The basis of feng shui is an energy substance called chi (pronounced “chee”). This Chinese word means “life energy.” In Eastern philosophy, chi energy is the component of everything we perceive. It took Western science thousands of years to catch up and discover that the ancient philosophers were on target.

Everything from the food we eat, to the chair you are sitting on, to the hair on the back of your neck is made of chi particles of energy that are conscious, alive, and have an intelligence of their own. These particles work together in a seamless fashion to bring us our daily dose of “reality,” and they do this so effectively that we often forget there is any consciousness operating out there at all. A stand up desk can improve your posture, instead of leaning over your desk all the time.

In the eighteenth century, the philosopher and mathematician Leibniz discovered that light vibration, which exists at both visible and invisible levels, is composed of units called photons. What is startling is that his research showed that each photon had the qualities of consciousness: intention and purpose—the very stuff that chi is made of!
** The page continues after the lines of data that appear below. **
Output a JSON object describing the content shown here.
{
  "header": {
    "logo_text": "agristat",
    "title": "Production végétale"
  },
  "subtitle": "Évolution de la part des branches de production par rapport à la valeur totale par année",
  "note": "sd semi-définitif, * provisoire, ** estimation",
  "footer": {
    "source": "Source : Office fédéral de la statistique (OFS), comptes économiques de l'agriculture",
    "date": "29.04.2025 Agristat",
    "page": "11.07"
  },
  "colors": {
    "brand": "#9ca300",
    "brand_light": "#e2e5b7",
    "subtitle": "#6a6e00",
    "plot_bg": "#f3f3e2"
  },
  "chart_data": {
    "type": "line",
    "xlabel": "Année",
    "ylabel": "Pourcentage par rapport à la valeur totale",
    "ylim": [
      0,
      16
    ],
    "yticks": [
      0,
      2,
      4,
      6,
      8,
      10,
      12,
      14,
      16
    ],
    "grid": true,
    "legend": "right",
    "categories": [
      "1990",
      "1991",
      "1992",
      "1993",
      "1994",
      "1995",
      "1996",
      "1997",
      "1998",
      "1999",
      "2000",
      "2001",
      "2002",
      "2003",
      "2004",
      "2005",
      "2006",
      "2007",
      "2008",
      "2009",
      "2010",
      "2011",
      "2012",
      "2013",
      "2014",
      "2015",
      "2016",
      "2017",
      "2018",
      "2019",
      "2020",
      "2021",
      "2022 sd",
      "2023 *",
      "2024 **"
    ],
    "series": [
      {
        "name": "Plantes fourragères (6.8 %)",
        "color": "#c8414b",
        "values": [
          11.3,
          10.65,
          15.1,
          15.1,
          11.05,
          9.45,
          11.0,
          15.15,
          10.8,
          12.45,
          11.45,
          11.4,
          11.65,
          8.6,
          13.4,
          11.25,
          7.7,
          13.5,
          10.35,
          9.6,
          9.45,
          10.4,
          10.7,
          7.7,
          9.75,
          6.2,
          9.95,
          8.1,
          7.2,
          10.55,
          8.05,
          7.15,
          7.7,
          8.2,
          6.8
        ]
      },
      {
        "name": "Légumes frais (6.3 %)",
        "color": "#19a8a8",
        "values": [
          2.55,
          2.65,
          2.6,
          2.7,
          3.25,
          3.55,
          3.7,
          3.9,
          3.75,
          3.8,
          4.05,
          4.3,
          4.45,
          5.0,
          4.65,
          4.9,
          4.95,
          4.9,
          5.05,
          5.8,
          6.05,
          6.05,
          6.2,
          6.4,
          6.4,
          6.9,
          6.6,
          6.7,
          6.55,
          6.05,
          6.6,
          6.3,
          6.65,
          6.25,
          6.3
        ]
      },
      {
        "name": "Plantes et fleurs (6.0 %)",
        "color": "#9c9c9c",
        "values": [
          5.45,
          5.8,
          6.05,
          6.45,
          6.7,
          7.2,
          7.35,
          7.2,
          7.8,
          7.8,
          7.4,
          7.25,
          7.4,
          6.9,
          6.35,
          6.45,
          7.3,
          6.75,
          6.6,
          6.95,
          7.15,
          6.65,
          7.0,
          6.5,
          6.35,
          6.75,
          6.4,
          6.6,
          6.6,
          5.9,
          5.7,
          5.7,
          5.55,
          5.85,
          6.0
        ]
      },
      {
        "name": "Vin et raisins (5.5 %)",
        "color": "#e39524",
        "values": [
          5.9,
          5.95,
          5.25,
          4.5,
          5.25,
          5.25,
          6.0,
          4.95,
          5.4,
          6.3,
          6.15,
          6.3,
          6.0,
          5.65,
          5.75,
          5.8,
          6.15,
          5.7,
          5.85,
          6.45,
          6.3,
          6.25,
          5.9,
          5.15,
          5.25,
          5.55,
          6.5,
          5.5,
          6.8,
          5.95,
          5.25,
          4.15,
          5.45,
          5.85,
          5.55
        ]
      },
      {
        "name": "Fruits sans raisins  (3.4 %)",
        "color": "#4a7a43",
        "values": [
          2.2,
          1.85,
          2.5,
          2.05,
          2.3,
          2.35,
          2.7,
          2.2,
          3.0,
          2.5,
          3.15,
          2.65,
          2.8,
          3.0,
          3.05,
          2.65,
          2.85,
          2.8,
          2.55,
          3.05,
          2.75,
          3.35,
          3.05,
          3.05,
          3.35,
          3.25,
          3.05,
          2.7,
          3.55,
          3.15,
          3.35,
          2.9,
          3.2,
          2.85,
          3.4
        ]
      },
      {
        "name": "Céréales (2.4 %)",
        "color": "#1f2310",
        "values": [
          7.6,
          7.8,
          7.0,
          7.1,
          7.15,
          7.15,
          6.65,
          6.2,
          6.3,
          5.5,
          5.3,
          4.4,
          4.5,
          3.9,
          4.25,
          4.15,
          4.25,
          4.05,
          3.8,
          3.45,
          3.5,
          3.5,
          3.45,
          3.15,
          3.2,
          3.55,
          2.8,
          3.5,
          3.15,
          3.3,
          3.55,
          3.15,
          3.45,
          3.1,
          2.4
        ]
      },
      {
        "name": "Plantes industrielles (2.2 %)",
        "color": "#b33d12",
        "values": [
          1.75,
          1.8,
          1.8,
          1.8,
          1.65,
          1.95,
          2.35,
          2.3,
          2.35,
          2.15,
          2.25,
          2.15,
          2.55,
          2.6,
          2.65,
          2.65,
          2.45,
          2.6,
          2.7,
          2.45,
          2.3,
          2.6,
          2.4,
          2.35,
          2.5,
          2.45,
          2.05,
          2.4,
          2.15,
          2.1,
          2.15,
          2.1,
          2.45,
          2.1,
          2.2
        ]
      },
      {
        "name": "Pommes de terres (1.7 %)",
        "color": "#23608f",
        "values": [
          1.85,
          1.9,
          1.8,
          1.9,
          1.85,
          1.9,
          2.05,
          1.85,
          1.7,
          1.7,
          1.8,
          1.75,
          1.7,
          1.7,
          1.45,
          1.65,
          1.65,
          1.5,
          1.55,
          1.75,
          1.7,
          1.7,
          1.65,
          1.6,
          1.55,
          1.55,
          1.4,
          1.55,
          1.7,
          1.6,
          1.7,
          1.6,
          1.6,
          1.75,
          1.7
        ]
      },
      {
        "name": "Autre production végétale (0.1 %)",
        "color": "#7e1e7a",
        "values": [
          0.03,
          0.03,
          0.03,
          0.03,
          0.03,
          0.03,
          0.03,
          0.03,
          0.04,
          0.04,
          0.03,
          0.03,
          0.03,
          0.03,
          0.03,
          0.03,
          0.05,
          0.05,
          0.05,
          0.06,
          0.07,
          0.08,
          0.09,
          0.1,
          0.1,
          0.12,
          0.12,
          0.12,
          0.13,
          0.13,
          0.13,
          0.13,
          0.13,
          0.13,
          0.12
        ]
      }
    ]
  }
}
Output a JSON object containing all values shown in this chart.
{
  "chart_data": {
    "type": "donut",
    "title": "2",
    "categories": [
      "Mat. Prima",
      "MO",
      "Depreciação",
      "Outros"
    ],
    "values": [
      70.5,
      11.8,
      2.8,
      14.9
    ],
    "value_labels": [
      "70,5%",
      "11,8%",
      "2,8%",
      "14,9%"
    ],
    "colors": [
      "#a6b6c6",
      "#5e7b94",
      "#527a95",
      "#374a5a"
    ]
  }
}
This Eastern approach to reality applies to all aspects of life: food, environment, and how the body is treated. In Chinese acupuncture, ancient physicians were able to identify an invisible electrical structure that connects all the parts of the anatomy. This system of energy meridians, composed of chi energy, runs throughout the body.

When the chi energy is flowing freely through a person’s body, there is abundant health and vitality. You may have felt this after vigorous exercise, a pleasurable sexual experience, or even a day at the beach. Asian exercises like chi gong and t’ai chi open up this meridian structure so that energy can move more freely, leading to greater health and well-being.

If chi becomes blocked at any point in the body, health is affected not only in that area, but also in any points connected to it by the meridian structure. Anyone who has received acupuncture is familiar with this approach to diagnosing ailments. Have a headache? Try stimulating a point in your foot. Western doctors are now beginning to accept this alternative approach, which views the body as a collective of conscious parts in constant communication with the rest of the being.

Feng shui uses the same approach when treating the environment; it’s like acupuncture for your home. Because chi energy is the basis of physical existence, problems occur when the energy becomes blocked or stagnant in the environment, just as they would in your body. An acupuncturist uses needles to promote energy flow in the body, while a feng shui consultant uses various objects and “cures” to move stuck energy and create a positive flow of chi in the space. With simple techniques, you will be able to create this flow in your own home or office for a healthy environment that is conducive to vitality and prosperity. Do you know anyone who wants an electric standing desk or an ajustable standing desk?